В отчуждении же, с другой стороны, силен всякий, а стихотворение это и написано отчасти об отчуждении. И именно этой своей части оно и обязано своей непреходящей притягательностью — тем более, что речь в нем идет о сути этого ощущения, а не о его конкретном варианте, отраженном в трудной судьбе нашего поэта. Вообще смысл стихотворения — в достаточно распространенной фразе, формулирующей суть этого ощущения, которая сводится к следующему: «Если ты уйдешь, я умру». Технически говоря, наш поэт в своем произведении просто проделал путь до самого дальнего конца этой формулы. И поэтому в самом начале стихотворения мы оказываемся прямо на том свете.
II
Если говорить о причудливых фантазиях, то визит в преисподнюю суть в той же мере пра-сюжет, что и первый посетитель, его нанесший, Орфей -пра-поэт. А стало быть, сей сюжет по древности не уступает литературе как таковой, а может быть, даже ей предшествует.
При всей очевидной привлекательности фантазии о такой прогулке «туда и обратно», истоки ее — отнюдь не литературные. Связаны они, полагаю, со страхом захоронения заживо, достаточно распространенным даже и в наше время, но, как легко себе представить, повальным во время оно, с его смертоносными эпидемиями — в частности, холерными.
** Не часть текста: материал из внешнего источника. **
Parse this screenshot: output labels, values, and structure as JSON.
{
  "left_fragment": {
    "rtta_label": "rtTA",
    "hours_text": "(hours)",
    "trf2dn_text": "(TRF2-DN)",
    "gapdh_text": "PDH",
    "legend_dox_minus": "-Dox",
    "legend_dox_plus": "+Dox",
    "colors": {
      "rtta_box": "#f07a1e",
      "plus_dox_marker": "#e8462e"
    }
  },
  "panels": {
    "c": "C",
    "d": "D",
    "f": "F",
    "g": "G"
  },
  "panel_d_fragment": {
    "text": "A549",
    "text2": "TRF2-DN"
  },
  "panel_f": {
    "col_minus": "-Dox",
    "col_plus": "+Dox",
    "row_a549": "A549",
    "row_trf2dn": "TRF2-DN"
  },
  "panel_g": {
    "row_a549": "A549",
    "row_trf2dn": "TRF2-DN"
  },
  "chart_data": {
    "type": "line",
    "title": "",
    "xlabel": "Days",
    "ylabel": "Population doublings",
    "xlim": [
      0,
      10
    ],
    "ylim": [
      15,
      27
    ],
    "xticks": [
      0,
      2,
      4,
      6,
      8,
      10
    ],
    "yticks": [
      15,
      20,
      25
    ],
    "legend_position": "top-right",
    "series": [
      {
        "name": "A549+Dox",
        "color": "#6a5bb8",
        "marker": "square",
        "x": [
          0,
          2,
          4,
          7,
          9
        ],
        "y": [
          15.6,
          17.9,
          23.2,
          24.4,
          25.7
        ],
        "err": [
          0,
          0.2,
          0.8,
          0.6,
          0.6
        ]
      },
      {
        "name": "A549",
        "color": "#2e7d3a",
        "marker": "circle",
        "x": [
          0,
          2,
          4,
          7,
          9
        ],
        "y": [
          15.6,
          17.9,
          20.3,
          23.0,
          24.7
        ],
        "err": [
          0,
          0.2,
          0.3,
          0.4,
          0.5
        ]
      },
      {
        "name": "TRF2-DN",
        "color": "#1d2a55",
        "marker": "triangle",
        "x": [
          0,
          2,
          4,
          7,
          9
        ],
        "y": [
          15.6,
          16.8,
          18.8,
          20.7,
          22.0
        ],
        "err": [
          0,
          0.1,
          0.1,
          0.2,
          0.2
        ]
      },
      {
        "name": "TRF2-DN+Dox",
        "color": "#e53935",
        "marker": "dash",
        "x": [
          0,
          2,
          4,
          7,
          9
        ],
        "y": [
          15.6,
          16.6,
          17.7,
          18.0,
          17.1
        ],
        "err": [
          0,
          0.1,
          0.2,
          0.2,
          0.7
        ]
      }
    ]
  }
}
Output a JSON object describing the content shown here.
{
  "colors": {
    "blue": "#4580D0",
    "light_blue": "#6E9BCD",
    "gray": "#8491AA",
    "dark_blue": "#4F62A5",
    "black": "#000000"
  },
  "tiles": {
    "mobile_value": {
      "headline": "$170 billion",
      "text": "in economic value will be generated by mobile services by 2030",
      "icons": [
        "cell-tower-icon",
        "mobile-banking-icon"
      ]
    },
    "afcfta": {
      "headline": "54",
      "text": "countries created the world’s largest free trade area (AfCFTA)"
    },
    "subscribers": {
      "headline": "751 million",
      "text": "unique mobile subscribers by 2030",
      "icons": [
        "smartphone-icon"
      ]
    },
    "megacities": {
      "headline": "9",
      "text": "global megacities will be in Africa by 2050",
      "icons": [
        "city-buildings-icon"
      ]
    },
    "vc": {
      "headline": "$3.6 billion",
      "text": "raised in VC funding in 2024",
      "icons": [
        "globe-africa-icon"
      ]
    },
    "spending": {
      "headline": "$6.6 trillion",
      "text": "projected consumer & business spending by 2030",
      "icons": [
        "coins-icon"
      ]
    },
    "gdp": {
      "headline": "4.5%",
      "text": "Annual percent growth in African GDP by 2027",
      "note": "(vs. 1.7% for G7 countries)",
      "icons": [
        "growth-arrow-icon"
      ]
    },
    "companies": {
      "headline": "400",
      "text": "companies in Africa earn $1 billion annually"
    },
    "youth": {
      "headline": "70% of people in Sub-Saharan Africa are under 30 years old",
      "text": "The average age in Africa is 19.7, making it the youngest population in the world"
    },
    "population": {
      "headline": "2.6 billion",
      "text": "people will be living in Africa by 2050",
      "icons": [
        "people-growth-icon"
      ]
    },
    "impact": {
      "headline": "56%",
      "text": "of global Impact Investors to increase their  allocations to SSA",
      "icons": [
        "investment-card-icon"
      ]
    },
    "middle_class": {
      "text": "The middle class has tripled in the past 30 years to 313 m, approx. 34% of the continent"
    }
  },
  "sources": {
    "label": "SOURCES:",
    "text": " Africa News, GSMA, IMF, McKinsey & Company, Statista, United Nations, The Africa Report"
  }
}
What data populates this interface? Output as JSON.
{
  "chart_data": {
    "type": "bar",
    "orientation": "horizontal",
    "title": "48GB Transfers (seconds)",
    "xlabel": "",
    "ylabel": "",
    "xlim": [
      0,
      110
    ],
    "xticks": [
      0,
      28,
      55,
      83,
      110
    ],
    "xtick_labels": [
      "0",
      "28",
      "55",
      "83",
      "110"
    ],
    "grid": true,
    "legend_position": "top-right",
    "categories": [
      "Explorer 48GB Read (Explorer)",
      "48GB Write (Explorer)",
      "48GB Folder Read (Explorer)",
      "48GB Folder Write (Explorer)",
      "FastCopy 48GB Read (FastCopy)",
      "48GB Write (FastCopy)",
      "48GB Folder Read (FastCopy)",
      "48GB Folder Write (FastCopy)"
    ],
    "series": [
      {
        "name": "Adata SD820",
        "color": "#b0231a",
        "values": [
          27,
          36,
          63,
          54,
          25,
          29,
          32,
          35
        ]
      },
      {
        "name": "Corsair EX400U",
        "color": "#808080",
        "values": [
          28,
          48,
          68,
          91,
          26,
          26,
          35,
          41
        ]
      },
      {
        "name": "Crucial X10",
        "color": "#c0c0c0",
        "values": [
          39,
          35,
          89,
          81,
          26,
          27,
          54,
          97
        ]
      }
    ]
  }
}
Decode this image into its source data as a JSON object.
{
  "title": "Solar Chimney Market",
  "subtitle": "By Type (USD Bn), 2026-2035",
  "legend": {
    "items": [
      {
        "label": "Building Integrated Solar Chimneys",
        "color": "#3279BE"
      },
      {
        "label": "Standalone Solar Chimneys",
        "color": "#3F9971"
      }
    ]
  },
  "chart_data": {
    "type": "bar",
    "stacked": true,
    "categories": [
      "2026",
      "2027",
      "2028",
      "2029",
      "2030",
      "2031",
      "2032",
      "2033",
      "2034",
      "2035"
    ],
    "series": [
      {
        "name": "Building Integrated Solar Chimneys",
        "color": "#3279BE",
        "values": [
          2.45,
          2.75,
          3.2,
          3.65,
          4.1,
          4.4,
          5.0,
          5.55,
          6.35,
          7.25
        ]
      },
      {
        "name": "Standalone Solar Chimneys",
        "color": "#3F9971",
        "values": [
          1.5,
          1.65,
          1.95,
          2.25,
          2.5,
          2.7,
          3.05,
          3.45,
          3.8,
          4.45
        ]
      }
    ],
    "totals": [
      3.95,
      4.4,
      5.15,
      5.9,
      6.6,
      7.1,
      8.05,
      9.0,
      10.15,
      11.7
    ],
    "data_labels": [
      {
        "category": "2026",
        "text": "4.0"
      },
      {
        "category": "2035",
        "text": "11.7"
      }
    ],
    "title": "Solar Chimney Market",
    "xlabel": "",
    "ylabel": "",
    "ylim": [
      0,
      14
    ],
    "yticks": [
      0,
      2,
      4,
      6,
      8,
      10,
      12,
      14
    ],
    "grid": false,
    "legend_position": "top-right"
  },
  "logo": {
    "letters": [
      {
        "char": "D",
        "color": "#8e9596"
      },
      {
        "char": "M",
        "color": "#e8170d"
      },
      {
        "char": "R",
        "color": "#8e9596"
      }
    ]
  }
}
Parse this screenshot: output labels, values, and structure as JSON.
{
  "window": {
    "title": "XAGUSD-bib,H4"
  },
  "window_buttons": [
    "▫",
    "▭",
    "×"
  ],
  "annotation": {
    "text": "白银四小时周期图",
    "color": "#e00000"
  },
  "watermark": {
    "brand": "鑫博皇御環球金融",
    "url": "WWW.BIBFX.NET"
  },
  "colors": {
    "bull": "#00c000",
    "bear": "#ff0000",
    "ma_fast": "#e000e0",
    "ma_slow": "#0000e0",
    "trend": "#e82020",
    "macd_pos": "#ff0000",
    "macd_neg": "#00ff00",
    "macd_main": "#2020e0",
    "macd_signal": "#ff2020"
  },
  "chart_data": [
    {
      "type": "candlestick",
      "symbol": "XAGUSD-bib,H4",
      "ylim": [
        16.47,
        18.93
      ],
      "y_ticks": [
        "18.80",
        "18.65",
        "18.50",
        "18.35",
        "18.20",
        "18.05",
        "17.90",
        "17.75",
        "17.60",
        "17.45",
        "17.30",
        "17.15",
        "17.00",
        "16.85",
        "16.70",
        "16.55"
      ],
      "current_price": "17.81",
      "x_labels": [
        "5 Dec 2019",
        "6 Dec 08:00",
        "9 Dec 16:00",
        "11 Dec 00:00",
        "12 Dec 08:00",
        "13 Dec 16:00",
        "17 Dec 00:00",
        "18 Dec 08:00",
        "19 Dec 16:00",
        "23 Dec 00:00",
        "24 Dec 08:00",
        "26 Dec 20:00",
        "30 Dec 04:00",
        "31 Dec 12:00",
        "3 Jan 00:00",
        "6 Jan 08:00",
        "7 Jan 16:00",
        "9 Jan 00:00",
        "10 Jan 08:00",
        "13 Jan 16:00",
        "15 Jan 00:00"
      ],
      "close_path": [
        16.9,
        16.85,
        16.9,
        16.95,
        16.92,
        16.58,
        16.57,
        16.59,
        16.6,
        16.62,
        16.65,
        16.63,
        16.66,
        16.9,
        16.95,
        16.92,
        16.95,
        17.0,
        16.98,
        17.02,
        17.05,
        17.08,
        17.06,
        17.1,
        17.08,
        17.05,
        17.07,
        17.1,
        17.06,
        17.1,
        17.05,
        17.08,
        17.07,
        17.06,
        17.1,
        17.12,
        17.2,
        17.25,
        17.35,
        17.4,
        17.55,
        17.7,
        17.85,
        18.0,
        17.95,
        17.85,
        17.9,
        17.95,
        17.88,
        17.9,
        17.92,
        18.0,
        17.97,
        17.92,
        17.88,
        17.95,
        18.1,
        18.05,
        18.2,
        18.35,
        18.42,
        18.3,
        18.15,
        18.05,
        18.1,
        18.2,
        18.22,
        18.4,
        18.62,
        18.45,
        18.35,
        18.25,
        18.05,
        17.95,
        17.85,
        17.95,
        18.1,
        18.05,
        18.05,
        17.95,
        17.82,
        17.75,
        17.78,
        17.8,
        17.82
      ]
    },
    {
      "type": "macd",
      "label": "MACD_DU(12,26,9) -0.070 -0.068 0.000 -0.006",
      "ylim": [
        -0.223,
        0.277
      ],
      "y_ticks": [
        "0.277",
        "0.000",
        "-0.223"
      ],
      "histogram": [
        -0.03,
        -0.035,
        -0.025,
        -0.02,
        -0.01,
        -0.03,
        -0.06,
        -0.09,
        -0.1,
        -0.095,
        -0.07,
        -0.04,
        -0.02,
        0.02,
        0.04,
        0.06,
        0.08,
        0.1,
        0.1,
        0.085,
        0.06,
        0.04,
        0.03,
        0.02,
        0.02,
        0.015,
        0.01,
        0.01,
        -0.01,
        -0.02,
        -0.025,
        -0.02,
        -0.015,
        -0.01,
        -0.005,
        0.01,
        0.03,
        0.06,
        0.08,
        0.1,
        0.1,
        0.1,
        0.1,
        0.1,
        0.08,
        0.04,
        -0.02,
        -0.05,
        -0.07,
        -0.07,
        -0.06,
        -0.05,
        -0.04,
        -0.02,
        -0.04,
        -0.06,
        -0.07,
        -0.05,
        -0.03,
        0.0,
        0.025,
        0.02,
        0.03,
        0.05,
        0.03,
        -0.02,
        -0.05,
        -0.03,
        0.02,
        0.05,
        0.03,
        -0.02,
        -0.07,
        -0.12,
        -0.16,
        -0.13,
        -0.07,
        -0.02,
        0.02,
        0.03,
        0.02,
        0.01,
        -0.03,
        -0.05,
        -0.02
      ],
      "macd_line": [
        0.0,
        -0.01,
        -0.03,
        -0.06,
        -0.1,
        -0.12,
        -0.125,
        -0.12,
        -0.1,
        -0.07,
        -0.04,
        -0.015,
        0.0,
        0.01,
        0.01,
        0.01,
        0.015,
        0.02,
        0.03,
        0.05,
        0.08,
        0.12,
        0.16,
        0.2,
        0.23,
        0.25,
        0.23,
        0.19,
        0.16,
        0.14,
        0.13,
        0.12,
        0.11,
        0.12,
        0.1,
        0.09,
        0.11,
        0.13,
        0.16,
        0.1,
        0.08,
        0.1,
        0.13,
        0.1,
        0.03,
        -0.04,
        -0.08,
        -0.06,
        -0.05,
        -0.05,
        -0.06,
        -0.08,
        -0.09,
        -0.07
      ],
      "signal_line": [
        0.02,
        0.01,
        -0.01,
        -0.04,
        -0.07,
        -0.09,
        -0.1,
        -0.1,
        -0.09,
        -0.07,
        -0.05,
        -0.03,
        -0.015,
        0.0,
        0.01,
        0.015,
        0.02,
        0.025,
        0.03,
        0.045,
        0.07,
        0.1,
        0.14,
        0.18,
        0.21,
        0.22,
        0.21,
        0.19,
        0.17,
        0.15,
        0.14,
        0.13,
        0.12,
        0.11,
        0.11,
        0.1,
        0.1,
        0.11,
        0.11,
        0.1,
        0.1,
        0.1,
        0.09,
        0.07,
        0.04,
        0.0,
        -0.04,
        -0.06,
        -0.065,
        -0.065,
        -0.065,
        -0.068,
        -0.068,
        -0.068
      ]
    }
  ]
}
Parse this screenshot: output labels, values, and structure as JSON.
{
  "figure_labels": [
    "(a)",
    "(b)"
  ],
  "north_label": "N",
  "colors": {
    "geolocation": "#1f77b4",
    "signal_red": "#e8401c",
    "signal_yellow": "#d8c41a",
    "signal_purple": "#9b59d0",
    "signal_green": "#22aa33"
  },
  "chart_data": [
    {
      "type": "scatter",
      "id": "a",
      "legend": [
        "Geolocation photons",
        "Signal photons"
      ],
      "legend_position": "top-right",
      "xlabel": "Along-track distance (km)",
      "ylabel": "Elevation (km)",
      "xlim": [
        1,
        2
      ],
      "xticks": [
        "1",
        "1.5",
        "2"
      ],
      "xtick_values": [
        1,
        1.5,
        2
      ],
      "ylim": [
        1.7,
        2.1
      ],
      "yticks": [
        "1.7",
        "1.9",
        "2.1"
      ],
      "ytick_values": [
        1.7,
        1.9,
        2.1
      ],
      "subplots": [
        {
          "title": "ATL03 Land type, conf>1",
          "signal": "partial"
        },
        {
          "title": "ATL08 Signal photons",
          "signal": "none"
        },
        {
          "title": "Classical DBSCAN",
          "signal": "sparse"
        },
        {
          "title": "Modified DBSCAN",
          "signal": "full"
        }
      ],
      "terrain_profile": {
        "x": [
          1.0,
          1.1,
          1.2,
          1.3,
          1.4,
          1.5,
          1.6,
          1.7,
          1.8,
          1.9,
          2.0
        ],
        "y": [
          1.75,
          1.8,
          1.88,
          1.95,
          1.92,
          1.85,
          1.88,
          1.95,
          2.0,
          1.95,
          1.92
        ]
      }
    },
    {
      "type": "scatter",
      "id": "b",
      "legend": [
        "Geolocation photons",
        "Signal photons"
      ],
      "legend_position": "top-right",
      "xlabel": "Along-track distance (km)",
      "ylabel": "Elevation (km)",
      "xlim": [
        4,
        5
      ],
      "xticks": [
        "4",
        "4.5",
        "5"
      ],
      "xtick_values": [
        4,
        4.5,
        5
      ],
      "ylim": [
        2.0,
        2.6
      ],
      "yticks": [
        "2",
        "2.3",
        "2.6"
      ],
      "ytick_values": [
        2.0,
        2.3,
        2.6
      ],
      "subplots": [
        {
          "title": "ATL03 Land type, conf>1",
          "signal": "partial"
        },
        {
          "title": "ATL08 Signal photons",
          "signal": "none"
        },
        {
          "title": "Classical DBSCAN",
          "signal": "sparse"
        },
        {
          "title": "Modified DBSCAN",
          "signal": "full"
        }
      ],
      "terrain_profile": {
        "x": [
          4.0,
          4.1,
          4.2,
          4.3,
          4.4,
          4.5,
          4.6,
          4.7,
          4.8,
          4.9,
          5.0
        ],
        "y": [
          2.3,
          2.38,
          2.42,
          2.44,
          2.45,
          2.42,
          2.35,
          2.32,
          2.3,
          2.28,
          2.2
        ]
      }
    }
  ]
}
Если говорить о страхах, то вышеназванный — несомненно продукт массового общества или, во всяком случае — общества, в котором пропорция между массой и ее индивидуальными представителями порождает относительную безучастность первой к реальному финалу последних. Во время оно такую пропорцию могли обеспечить, главным образом, городские поселения и, возможно, военные лагеря — равно благодатная почва для эпидемии и для литературы (устной или неустной), поскольку для распространения обеим требуется скопление людей.
Неудивительно поэтому, что темой самым ранним из дошедших до нас произведений литературы служили военные кампании. В нескольких таких сочинениях встречаются разные варианты мифа о схождении в преисподнюю и последующем возвращении героя. Это связано и с основополагающей бренностью любых человеческих начинаний — в особенности, войны, и, в равной степени, с конгениальностью такого мифа — с его вариантом хорошего конца -повествованию про гибель людей в массовом масштабе.
III
Представление о преисподней как о разветвленной, вроде метро, подземной структуре, скорее всего, родилось под влиянием (практически неотличимых) известняковых ландшафтов Малой Азии и северного Пелопоннеса, изобилующих пещерами, которые как в доисторическое, так и в историческое время служили человеку жилищем.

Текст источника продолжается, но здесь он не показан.